Identity and Imagination


Nour is a 21-year-old Sudanese writer and poet born and raised in Qatar and currently living in the Netherlands.

They identify with the third culture experience of being brought up in countries that are not their own, moving to places they didn’t belong & yet making homes out of shared experiences and relating beyond geographical boundaries. Their poetry collection ’emerge(ncy)’ explores the non-linearity of growing up and emerging from the constraints placed on our identity and imagination.


what is all this for?

“poetry is a lost language” “poetry is a dead language”

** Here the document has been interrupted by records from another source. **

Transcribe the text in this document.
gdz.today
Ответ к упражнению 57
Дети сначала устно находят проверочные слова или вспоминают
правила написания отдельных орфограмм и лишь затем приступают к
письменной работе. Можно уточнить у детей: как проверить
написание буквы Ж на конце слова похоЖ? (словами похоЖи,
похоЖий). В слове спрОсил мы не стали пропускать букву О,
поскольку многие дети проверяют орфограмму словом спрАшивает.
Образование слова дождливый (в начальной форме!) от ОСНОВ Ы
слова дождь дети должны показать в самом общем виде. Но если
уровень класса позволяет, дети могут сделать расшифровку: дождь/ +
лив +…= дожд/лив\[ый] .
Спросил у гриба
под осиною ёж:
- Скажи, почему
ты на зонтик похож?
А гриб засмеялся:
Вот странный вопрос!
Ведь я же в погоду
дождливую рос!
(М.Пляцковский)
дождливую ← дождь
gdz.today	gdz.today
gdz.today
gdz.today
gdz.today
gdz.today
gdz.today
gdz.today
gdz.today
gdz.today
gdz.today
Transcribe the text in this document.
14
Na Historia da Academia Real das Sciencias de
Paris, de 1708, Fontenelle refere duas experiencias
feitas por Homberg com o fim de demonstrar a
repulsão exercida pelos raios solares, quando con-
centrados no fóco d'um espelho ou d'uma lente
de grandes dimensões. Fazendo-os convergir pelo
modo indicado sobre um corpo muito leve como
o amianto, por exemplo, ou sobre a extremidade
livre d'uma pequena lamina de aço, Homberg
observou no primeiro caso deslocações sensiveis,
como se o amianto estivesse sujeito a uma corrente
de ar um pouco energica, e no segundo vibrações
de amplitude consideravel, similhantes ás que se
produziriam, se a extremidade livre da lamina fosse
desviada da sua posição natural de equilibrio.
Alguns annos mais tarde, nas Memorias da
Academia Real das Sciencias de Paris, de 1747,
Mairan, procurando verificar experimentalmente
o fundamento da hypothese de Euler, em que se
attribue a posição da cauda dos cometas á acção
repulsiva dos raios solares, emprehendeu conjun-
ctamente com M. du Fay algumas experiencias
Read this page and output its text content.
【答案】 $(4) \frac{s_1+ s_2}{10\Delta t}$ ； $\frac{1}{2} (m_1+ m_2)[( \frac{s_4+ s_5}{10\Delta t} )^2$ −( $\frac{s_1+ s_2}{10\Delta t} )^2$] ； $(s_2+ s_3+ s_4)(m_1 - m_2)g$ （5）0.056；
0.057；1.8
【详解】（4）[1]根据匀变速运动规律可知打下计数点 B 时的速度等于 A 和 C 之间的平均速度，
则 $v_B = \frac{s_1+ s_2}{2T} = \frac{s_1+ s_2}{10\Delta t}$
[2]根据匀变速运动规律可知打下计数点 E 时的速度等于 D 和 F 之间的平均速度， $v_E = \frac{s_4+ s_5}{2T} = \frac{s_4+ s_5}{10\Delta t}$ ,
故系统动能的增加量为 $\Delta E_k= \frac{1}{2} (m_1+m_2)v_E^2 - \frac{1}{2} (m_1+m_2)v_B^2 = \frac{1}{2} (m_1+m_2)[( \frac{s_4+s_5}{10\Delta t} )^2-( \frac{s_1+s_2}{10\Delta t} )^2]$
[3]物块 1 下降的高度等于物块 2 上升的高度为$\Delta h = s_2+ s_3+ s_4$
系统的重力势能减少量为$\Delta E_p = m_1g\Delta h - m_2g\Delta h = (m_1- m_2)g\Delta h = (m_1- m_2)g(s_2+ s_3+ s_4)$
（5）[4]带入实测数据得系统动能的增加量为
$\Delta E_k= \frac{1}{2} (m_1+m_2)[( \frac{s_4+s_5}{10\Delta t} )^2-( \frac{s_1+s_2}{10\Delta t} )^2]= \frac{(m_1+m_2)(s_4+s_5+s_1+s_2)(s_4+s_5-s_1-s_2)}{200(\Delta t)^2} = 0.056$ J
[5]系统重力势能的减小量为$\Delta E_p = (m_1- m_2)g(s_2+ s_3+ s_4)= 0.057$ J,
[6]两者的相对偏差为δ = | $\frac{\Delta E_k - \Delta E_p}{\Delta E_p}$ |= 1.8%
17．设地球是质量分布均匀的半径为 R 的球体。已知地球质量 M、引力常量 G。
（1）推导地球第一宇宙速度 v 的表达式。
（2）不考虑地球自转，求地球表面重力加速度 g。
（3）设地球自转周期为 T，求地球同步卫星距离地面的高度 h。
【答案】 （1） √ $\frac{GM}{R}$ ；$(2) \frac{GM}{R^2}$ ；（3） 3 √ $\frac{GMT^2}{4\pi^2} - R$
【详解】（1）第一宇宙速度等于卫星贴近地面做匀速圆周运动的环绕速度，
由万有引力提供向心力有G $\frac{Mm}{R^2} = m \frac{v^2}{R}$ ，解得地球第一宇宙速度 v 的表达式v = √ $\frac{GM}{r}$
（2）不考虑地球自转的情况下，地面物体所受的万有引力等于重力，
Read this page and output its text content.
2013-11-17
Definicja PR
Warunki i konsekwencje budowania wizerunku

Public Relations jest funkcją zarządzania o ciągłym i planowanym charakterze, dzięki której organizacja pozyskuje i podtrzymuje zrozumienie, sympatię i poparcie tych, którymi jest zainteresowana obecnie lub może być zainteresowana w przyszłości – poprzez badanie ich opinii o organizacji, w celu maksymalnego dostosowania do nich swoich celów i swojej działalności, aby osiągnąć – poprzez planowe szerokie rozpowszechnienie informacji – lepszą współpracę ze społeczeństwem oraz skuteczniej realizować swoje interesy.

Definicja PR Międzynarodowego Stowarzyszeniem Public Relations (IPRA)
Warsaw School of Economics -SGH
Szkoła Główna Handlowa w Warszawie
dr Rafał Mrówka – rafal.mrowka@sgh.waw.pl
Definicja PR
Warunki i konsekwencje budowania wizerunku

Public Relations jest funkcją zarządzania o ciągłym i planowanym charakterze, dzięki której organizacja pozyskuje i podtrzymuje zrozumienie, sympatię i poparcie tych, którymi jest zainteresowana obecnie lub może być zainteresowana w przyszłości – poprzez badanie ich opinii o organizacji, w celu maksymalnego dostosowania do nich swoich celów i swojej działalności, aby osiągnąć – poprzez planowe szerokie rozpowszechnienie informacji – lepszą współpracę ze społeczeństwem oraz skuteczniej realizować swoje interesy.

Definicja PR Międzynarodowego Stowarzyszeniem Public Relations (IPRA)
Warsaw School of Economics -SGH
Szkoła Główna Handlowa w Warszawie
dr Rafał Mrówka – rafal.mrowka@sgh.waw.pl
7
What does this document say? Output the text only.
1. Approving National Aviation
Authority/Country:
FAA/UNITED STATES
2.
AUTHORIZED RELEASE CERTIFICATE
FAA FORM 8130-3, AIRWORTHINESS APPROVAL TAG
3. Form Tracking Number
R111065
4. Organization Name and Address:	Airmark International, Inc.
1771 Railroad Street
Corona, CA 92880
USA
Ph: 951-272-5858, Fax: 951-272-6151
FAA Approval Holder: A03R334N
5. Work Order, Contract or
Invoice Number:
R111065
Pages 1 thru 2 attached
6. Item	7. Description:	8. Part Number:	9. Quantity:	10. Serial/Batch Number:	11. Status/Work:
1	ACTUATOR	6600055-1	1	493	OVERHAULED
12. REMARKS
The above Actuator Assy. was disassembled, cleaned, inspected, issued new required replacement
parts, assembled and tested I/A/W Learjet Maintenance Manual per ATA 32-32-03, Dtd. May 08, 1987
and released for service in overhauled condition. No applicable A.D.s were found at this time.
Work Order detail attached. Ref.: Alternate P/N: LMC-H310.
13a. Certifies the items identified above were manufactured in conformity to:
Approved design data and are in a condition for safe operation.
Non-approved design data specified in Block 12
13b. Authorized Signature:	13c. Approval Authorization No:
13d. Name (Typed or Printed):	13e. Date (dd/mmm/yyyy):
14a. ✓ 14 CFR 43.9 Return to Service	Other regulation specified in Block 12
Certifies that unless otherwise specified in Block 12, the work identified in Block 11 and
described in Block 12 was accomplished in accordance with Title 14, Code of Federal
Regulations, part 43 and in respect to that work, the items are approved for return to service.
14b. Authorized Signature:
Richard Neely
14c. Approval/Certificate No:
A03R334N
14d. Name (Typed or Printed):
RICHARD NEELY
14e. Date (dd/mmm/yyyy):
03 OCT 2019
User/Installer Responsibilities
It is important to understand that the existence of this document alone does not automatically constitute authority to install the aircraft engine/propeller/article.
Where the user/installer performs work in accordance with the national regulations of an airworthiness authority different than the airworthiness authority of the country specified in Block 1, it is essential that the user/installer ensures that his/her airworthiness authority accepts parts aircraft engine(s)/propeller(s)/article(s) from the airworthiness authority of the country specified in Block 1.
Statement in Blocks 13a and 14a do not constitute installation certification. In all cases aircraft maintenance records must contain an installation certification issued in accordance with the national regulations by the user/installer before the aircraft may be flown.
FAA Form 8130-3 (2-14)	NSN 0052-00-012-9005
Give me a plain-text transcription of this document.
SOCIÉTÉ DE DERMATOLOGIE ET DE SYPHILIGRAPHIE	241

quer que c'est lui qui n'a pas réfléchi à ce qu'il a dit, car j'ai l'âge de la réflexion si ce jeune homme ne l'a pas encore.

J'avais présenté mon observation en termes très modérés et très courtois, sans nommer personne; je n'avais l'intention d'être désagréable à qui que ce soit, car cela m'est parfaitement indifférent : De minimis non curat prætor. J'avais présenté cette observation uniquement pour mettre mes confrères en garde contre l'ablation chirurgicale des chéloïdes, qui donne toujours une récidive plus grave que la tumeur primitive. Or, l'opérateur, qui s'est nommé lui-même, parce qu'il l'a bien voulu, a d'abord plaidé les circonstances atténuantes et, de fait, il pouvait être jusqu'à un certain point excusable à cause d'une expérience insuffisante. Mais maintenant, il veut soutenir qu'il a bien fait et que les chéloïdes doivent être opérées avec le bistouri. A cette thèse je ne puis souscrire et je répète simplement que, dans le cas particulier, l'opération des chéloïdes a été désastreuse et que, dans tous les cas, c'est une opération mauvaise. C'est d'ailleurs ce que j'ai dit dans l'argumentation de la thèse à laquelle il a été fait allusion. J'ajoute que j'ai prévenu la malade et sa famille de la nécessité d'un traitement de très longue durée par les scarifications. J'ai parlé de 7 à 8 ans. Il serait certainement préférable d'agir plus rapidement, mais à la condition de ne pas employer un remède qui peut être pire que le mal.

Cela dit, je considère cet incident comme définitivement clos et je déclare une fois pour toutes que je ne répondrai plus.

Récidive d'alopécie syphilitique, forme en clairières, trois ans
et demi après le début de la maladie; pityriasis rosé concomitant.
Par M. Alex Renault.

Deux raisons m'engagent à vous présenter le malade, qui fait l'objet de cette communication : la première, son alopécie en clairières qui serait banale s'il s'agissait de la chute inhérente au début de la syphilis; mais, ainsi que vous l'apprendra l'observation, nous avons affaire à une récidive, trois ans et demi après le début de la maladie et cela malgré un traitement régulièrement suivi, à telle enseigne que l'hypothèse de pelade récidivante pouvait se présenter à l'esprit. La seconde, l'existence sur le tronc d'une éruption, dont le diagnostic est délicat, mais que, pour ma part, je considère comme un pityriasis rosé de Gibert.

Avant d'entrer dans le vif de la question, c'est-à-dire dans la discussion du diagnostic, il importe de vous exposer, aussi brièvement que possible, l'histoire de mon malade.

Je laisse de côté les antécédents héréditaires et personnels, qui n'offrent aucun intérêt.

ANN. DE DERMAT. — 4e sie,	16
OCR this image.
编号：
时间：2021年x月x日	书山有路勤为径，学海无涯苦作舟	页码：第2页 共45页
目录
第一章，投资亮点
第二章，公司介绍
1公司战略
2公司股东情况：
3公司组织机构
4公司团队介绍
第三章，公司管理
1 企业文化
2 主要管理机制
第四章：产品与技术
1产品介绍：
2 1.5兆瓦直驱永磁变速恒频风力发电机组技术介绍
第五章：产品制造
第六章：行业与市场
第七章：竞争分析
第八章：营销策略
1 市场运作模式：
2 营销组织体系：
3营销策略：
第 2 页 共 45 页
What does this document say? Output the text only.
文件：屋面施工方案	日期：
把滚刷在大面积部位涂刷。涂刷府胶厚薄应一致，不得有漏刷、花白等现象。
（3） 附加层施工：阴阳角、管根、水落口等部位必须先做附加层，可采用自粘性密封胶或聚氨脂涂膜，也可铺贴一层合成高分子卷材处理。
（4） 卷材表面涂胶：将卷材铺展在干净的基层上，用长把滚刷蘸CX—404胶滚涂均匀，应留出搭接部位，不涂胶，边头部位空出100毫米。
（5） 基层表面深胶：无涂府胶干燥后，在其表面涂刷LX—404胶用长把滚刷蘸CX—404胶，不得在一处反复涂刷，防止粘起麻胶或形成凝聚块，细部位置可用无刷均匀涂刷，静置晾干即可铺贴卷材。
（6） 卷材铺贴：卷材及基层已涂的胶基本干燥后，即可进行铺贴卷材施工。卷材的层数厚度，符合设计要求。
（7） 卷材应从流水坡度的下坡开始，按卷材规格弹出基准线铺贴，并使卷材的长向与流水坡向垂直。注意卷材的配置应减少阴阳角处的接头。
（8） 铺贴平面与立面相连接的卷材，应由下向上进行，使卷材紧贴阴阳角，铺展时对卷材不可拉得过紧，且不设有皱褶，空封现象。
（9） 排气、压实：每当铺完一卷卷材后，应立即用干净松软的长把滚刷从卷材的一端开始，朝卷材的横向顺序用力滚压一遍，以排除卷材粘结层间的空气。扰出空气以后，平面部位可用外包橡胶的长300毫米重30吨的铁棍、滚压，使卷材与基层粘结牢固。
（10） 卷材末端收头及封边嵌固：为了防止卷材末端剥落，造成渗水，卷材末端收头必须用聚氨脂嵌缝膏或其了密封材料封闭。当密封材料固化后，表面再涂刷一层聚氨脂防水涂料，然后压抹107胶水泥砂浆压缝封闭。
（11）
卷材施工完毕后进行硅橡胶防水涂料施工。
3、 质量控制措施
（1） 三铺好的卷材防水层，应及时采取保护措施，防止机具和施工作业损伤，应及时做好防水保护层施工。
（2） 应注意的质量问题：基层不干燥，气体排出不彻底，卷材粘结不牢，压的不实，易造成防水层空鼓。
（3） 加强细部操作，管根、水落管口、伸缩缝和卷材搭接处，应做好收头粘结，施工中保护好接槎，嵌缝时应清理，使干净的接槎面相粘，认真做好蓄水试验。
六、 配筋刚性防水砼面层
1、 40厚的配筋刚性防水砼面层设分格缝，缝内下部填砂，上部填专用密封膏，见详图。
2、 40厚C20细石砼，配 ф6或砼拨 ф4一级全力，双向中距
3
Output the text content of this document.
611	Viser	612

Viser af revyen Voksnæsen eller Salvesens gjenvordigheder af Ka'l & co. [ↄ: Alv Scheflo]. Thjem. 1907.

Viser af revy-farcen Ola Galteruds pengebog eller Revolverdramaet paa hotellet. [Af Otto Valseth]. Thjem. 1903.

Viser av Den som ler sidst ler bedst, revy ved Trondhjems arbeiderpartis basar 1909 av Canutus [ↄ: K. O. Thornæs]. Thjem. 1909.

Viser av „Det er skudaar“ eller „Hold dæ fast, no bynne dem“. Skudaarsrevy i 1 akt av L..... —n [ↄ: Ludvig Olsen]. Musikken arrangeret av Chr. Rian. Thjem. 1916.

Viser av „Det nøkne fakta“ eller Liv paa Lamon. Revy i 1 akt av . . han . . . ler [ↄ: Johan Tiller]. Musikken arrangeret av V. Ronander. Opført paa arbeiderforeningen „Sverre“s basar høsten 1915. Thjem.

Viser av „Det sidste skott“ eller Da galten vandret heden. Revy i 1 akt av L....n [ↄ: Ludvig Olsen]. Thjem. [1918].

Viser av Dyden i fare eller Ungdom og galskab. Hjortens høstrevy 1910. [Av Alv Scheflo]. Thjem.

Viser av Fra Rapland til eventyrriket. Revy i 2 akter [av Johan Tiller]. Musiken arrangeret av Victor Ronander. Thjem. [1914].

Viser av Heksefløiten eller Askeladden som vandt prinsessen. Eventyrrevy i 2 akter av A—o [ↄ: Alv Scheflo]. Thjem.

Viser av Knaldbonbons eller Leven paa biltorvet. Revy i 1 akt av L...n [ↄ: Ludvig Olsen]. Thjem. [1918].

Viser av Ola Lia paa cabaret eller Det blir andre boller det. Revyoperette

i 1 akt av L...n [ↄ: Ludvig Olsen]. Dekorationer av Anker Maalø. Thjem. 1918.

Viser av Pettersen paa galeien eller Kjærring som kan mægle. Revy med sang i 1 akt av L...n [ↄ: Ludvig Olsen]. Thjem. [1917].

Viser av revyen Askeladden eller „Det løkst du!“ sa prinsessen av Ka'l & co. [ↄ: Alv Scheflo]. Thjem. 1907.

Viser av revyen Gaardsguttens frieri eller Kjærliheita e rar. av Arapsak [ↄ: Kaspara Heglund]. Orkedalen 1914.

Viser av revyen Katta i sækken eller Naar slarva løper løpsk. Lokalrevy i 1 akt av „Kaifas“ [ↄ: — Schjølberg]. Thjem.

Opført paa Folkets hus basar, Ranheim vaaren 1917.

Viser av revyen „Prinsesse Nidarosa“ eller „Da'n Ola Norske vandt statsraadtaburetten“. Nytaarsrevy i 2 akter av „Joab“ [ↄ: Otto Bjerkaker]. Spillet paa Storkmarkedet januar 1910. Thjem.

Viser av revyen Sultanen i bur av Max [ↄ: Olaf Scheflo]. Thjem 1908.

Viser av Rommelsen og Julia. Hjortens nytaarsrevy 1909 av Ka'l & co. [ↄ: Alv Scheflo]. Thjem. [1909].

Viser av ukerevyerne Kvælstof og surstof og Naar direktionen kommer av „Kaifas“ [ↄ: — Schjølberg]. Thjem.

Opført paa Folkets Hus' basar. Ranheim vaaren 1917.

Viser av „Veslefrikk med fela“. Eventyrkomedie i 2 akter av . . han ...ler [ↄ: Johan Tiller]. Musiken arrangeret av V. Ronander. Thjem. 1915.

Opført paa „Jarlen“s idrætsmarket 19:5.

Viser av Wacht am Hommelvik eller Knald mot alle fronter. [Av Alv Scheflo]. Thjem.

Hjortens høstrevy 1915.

writing for commercial purposes writing for companies and the mass

writing as long as it’s consumable and fast

because the pace at which we read

does not match the pace at which we dance if only you could see

I would rather a few hum the tune

than a large crowd yell an empty sound

and the great works we hold on to with what focus were they written

and what flow, what beat, what rhythm?

there are no rules but openness the most violent act it seems

the bravest and most compelling but to them the most repelling

don’t you know?

the one we run away from whether person or poem

is the one that brings us home

don’t you know?

that fame is speaking in tongues to strangers

and poetry is speaking truth to the ones we know

moving out

I cannot run my life is mine

and mine and mine all those I evolve into this life is mine

I cannot run

not on the Eurostar train

not in the dark alleyways of Amsterdam not in the crowded London underground not at the bottom of a pint in woodhouse not in picture-perfect Utrecht

not on long bus rides out of town not in airports

not in the middle of nowhere not in the kindness of strangers

not in changing faces or new words not in you

not in not you

and never on planes

this heart is mine this blood is mine the rain may be hard

it may flood me till I’m unrecognisable but when I bleed, it is there

it is sand for miles and miles

it is scorching heat and the hymns of dervishes in prayer

it is that, but also a knot in my mouth all the words I want to pronounce

I take all the love of the Nile and its farmland I take all the love I cannot find elsewhere and I build a new home

but I cannot run

not in diaspora poetry

not in the fetishized image of “home country” not in the sweet words about my country

for the fertile ground and endless muse that she is from the way we steal inspiration from her

for the regal way she is here despite that and will not let you forget her

for the surge of magic that is

the passage from desert to Red Sea I take the way time stretches for me when I’m under her sun

but I cannot run away from running

warm waves

his heart is a blue sea in the middle of winter and I’m a fish

that cuts through the tide

I swim and eat everything in my way I say I love the sea despite,

I fill the sea with red

and it carries my body, dead it brings it to shore

I died here, I say

“yes, and that was your home” now I’m a man

standing on the beach

the sea both my enemy and friend the distant memories in my head I cry by the ocean and

the sea does nothing but make that sound


perhaps we did skip spring and go straight into summer

hurrying to get the year over with idealising strange climates

anyway, you’re still as much relief as the weather you’re like soil, something that’s waiting, constantly being watered

you have to show us at some point what the sun is smiling about

what the leaves are rushing into green for

this metaphor is far too artificial for what you’re going through

you’re the archaic times when nature was the well of similes poets drank from

long before the air was captured and moulded by human hands

frankly I’m worried about our future

and I remedy that with the pool of heaven resting on your cheeks

I wonder about you and me will we really bloom?